Azure DataBricks - Deequ - Finding Rows that failed on a check


I followed https://aws.amazon.com/blogs/big-data/test-data-quality-at-scale-with-deequ/ and got running with the checks and verification etc.

But I am not able to find out , on which rows exactly my data is failing. That is a very important part , that I need the rows which have failed the check.

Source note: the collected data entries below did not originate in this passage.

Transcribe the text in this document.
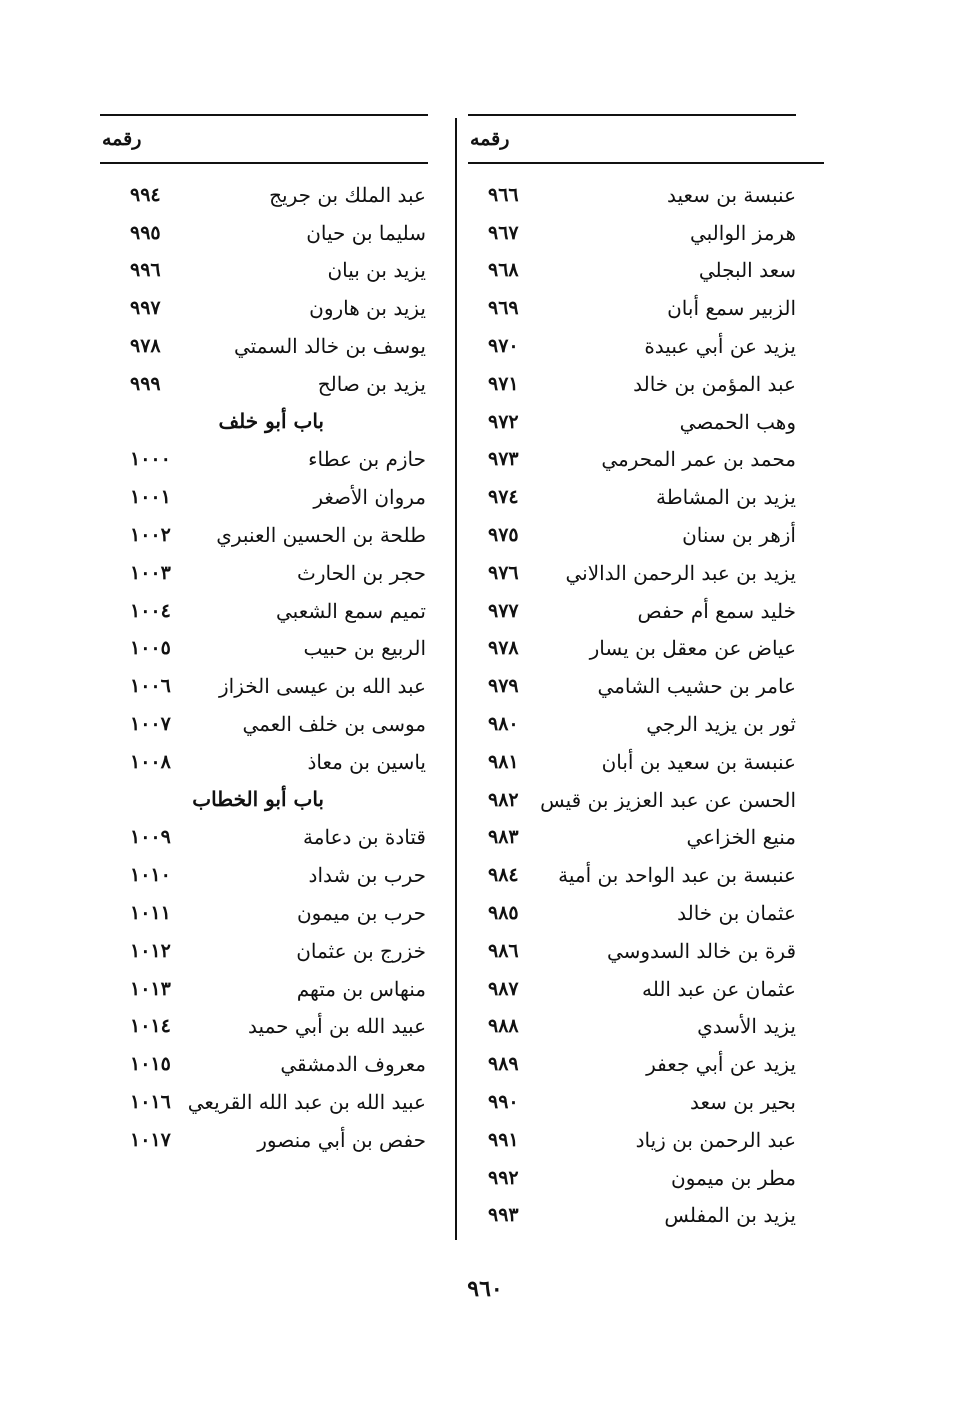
رقمه
٩٦٦	عنبسة بن سعيد
٩٦٧	هرمز الوالبي
٩٦٨	سعد البجلي
٩٦٩	الزبير سمع أبان
٩٧٠	يزيد عن أبي عبيدة
٩٧١	عبد المؤمن بن خالد
٩٧٢	وهب الحمصي
٩٧٣	محمد بن عمر المحرمي
٩٧٤	يزيد بن المشاطة
٩٧٥	أزهر بن سنان
٩٧٦	يزيد بن عبد الرحمن الدالاني
٩٧٧	خليد سمع أم حفص
٩٧٨	عياض عن معقل بن يسار
٩٧٩	عامر بن حشيب الشامي
٩٨٠	ثور بن يزيد الرجي
٩٨١	عنبسة بن سعيد بن أبان
٩٨٢	الحسن عن عبد العزيز بن قيس
٩٨٣	منيع الخزاعي
٩٨٤	عنبسة بن عبد الواحد بن أمية
٩٨٥	عثمان بن خالد
٩٨٦	قرة بن خالد السدوسي
٩٨٧	عثمان عن عبد الله
٩٨٨	يزيد الأسدي
٩٨٩	يزيد عن أبي جعفر
٩٩٠	بحير بن سعد
٩٩١	عبد الرحمن بن زياد
٩٩٢	مطر بن ميمون
٩٩٣	يزيد بن المفلس
رقمه
٩٩٤	عبد الملك بن جريج
٩٩٥	سليما بن حيان
٩٩٦	يزيد بن بيان
٩٩٧	يزيد بن هارون
٩٧٨	يوسف بن خالد السمتي
٩٩٩	يزيد بن صالح
باب أبو خلف
١٠٠٠	حازم بن عطاء
١٠٠١	مروان الأصغر
١٠٠٢	طلحة بن الحسين العنبري
١٠٠٣	حجر بن الحارث
١٠٠٤	تميم سمع الشعبي
١٠٠٥	الربيع بن حبيب
١٠٠٦	عبد الله بن عيسى الخزاز
١٠٠٧	موسى بن خلف العمي
١٠٠٨	ياسين بن معاذ
باب أبو الخطاب
١٠٠٩	قتادة بن دعامة
١٠١٠	حرب بن شداد
١٠١١	حرب بن ميمون
١٠١٢	خزرج بن عثمان
١٠١٣	منهاس بن متهم
١٠١٤	عبيد الله بن أبي حميد
١٠١٥	معروف الدمشقي
١٠١٦ عبيد الله بن عبد الله القريعي
١٠١٧	حفص بن أبي منصور
٩٦٠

I tried following : https://github.com/awslabs/deequ/blob/master/src/test/scala/com/amazon/deequ/schema/RowLevelSchemaValidatorTest.scala But, I am getting error databricks while running codes from this link :

error: object SparkContextSpec is not a member of package com.amazon.deequ
import com.amazon.deequ.SparkContextSpec
       ^
command-4342528364312961:24: error: not found: type SparkContextSpec
class RowLevelSchemaValidatorTest extends WordSpec with SparkContextSpec {
                                                        ^
command-4342528364312961:28: error: not found: value withSparkSession
    "correctly enforce null constraints" in withSparkSession { sparkSession =>
                                            ^
command-4342528364312961:39: error: not found: value RowLevelSchema
      val schema = RowLevelSchema()
                   ^
command-4342528364312961:40: error: not found: value isNullable
        .withIntColumn("id", isNullable = false)

And the list goes on.

Please help.

Thanks


Solution

  • The problems you are encountering are likely due to an incorrect project setup. Are you running the tests from your IDE? If not, I would recommend you make sure that the code, in IntelliJ for example, compiles. The unit-tests should then be executable from there.

    IntelliJ comes with a Maven plugin that allows importing projects.